Ronald Read was a janitor and gas station attendant who lived in Vermont.

A World War II vet, he was the first in his family to graduate from high school. He drove a used Toyota Yaris and lived a frugal lifestyle.

But when he died in 2014, he left $6 million to charity and $2 million to his family.

Anne Scheiber was an IRS auditor. She never made more than $4,000 per year. Upon her death in 1995, she donated a $22 million fortune to her two favorite colleges.

These aren’t the millionaires who have become household names. But these “secret millionaires” were able to grow their humble earnings into sizable wealth… and live on their own terms until their last days.

At the Daily, we don’t believe in the messaging Wall Street sells you: that you have to already be rich to get rich.

There are ways for anyone to secure financial independence – and then some.

And today, we’ll show you how a secret to immense riches can help you retire in safety and wealth.

Retiring Rich Doesn’t Require Luck

Ronald Read and Anne Scheiber didn’t get lucky by buying Amazon or Apple early… They didn’t master speculative options or day trading… Nor did they inherit a lot of money.

So how did they get richer than 98.5% of Americans?

According to the Wall Street Journal, Read died owning 95 stocks. But they weren’t rock-star growth and tech stocks like Amazon.

Just look at some of the companies he owned:

  • Procter & Gamble

  • JPMorgan Chase

  • General Electric

  • Dow Chemical

His biggest holdings were Smucker’s, CVS Health, and Johnson & Johnson.

These large, steady companies are hardly the kind you’d imagine can make you rich… But they can.

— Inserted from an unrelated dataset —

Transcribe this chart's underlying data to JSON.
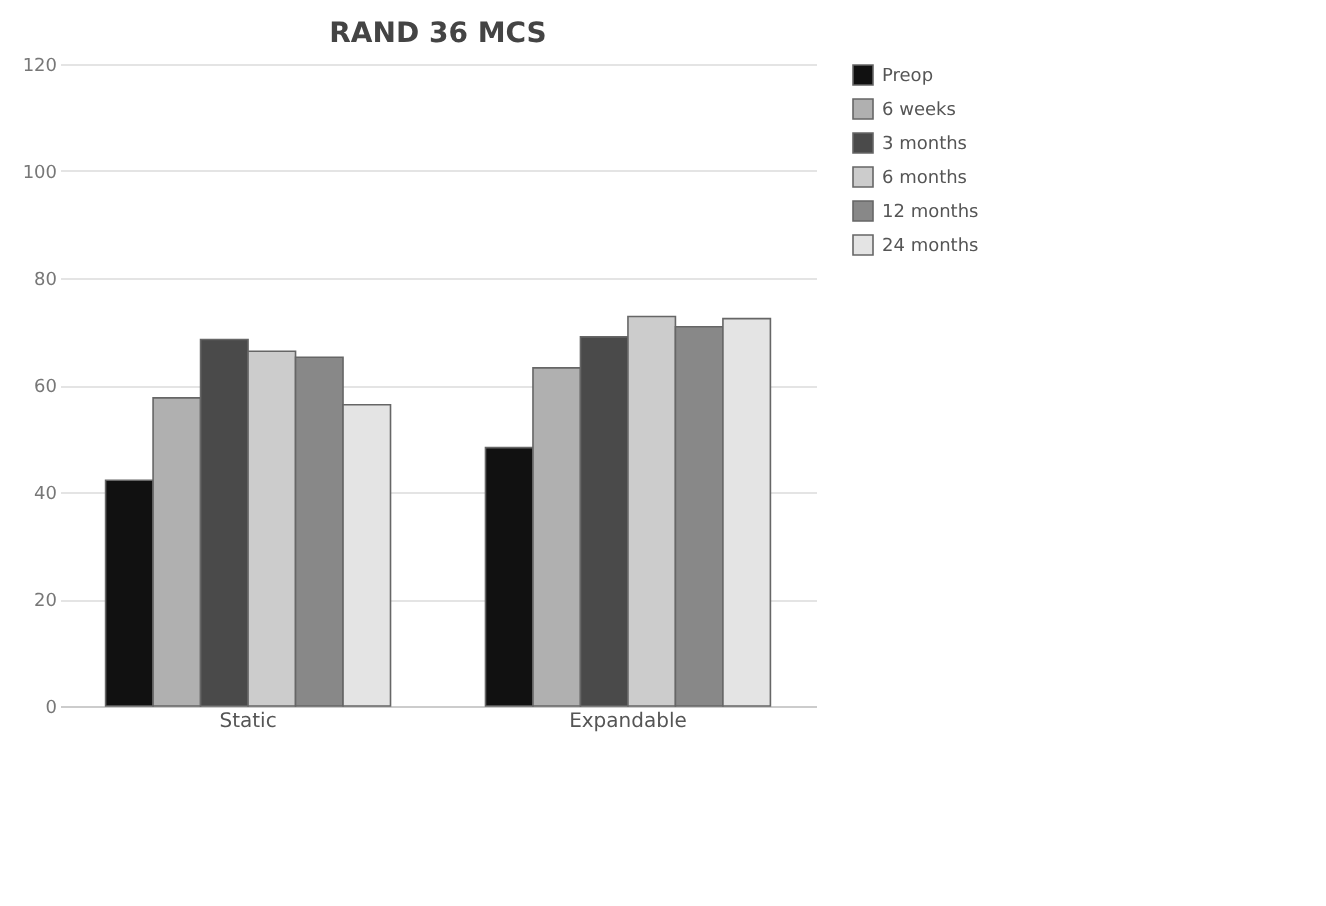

As for Scheiber, when she retired in 1947, she started earning a $3,100 annual pension. And having worked for the IRS, she knew how much money could be preserved when you don’t have to pay capital gains taxes.

That’s why she bought and held blue-chip stocks, just like Read did, for nearly 50 years. Starting with $5,000 in her portfolio, she grew that to $22 million.

You might think these stories of the past only applied to that time. But you can still replicate that level of success today…

Let’s consider the situation of three hypothetical investors.

The first buys the S&P 500, which historically earns 7% inflation-adjusted returns.

The second buys dividend growth blue-chips and earns 10.5% annual returns after inflation.

And the third combines high-yield dividend growth blue-chips with the best hyper-growth stocks and earns a 12.5% annual return. (This is the strategy we recommend to our younger subscribers.)

Take a look at how their finances would have fared over the long term based on their chosen strategies…

Chart

(Source: FactSet, Dave Ramsey Investment Calculator.)

Over 40 years, starting at age 30 and retiring at 70, even the S&P 500’s historical inflation-adjusted returns get you 16x your money.

Dividend growth blue-chips get you 66x, about four times more.

Meanwhile, combining yield and hyper-growth hands you 145x your money.

With those kinds of returns, you don’t have to invest a lot of money today for it to compound into massive returns.

And here’s the best part…

You can put together a portfolio today that can help you do just that.

Build Your Own Dividend Portfolio

You want to make sure you have a portfolio that’s diversified across various assets to withstand market crashes. That makes it much less likely to experience a bear market than the S&P 500.

So along with dividend-growth companies like the ones mentioned above, you also want to have some exposure to bonds and alternative investments like managed futures.

Based on our research, a well-balanced portfolio like this can generate returns like this…

Chart

(Source: FactSet, Dave Ramsey Investment Calculator.)

And you don’t need to have 50 years ahead of you to reach your retirement goals.

Based on our calculations, even if you start investing at 40 or even 50, you too can retire a “secret millionaire” just like Ronald Read or Anne Scheiber.

You don’t have to live like a monk and save every penny to retire rich. You just need the world’s best companies working hard for you so that one day, you won’t have to work hard yourself.

Even if you’ve made financial mistakes that torpedoed your retirement portfolio, the right investments can help you make it all back – and then some.